Kota Semarang di bagi oleh Thomas Karsten menjadi dua bagian. Kota atas dan Kota bawah. Kota atas menjadi kawasan kota resapan yang mempunyai fungsi untuk mencegah terjadinya banjir. Kota bawah sebagai kota hunian yang dekat dengan pesisir pantai. Tetapi dampak dari kebijakan kaum kapitalis, maka Kota Atas yang seharusnya didesain sebagai kawasan resapan dijadikan kota hunian sehingga menghilangkan fungsi resapan. Sedangkan kota bawah yang dekat dengan pesisir yang seharusnya proses reklamasi pantai (pengurukan) tidak dilakukan, tapi karena kepentingan investasi, maka reklamasi dilakukan dengan membabi buta. Akibatnya yang terjadi adalah bencana struktural yang setiap saat mengancam kota semarang yaitu Rob dan Banjir.


Dalam arus industrialisasi dan perdagangan tercatat kota semarang dijadikan salah satu sentral perdagangan VOC. Hal ini masih terlihat dari berbagai peninggalan eks-central perdagangan yaitu di Kota Lama. Bangunan-banguna kuno yang sampai sekarang masih kokoh berdiri memberikan gambaran kepada kita bahwa Semarang dulunya adalah kota yang kokoh dengan dinamika perdagangannya.
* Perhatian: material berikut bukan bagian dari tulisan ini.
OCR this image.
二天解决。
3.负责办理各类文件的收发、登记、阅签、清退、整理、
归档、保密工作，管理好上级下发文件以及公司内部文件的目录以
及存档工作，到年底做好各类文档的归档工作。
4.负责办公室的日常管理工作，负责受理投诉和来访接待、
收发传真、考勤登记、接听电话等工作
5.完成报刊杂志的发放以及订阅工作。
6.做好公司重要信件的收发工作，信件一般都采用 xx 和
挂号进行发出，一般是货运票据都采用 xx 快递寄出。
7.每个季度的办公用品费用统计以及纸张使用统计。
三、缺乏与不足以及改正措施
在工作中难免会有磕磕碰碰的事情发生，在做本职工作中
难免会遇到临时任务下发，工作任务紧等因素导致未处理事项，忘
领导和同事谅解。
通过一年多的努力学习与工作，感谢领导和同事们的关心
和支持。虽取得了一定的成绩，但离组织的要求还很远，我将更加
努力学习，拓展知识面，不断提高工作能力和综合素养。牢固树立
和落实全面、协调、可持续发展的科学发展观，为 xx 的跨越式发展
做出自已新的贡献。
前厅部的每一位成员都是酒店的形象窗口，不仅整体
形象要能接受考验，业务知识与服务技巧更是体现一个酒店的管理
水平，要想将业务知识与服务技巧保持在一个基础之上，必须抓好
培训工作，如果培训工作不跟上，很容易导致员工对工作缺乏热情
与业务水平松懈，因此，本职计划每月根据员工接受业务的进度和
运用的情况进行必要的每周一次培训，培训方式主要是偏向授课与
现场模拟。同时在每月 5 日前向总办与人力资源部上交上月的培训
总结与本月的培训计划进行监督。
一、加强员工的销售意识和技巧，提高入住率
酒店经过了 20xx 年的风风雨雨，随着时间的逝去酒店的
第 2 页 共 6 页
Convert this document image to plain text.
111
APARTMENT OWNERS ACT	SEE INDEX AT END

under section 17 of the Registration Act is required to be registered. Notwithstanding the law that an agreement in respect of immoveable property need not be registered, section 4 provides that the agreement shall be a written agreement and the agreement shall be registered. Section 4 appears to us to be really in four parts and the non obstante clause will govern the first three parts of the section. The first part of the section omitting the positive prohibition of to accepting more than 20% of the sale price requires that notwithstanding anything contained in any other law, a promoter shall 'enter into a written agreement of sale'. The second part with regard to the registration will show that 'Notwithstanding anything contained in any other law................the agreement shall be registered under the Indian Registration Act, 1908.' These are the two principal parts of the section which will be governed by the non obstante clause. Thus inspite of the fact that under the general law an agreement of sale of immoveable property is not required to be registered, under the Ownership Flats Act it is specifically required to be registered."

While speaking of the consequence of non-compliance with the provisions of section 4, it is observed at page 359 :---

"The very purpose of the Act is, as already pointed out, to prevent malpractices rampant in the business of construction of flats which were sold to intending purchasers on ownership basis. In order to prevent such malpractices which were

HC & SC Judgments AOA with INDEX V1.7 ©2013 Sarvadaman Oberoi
Konsekuensi logis dari keberadaan kota semarang yang strategis di arus pusaran Jawa, maka yang muncul adalah adanya akulturasi ras, etnis, budaya dari berbagai belahan dunia. Sebagai kota yang berada di tengah-tengah lintasan budaya jawa, ummatan washathon, hal tersebut tidak dapat terelakkan. Corak masyarakatnya yang beragam karakter menjadi khasanah keberagaman tersendiri dan juga menjadi asset yang tak ternilai harganya. Masyarakat yang lahir dalam rumpun yang berbeda menjadikan kota semarang semakin berwarna. Maka jangan heran ketika ke Semarang kita akan menemui perkampungan-perkampungan etnis yang sudah berpuluh-puluh tahun mendiami kota Semarang. Misalkan kawasan Pekojan, sentral para ekspatriat orang-orang Arab atau keturunan Arab. Kawasan Pecinan yang tidak jauh dari pasar Johar merupakan kawasan dari orang-orang China dan biasanya mereka menggelar perayaan Gong Xi Fa Cai, Tahun baru ( Imlek) untuk orang China. Dan biasanya mereka menggelar perayaan dengan titel Kopi Semawis sebagai bagian dari apresiasi dari kebudayaan mereka. Di Kota Lama kita temukan kawasan untuk masyarakat Melayu yang tetap konsisten dengan akar budayanya.


Dari kondisi tersebut, maka tidak menjadi hal yang mengejutkan lagi ketika pemkot semarang baru-baru ini mencanangkan semarang dengan titel SPA ( Semarang Pesona Asia). Terlepas dari berbagai kekurangan dan kelemahan desain SPA tersebut, kita memahami bahwa ini merupakan dampak dari akulturasi budaya yang semakin menonjol.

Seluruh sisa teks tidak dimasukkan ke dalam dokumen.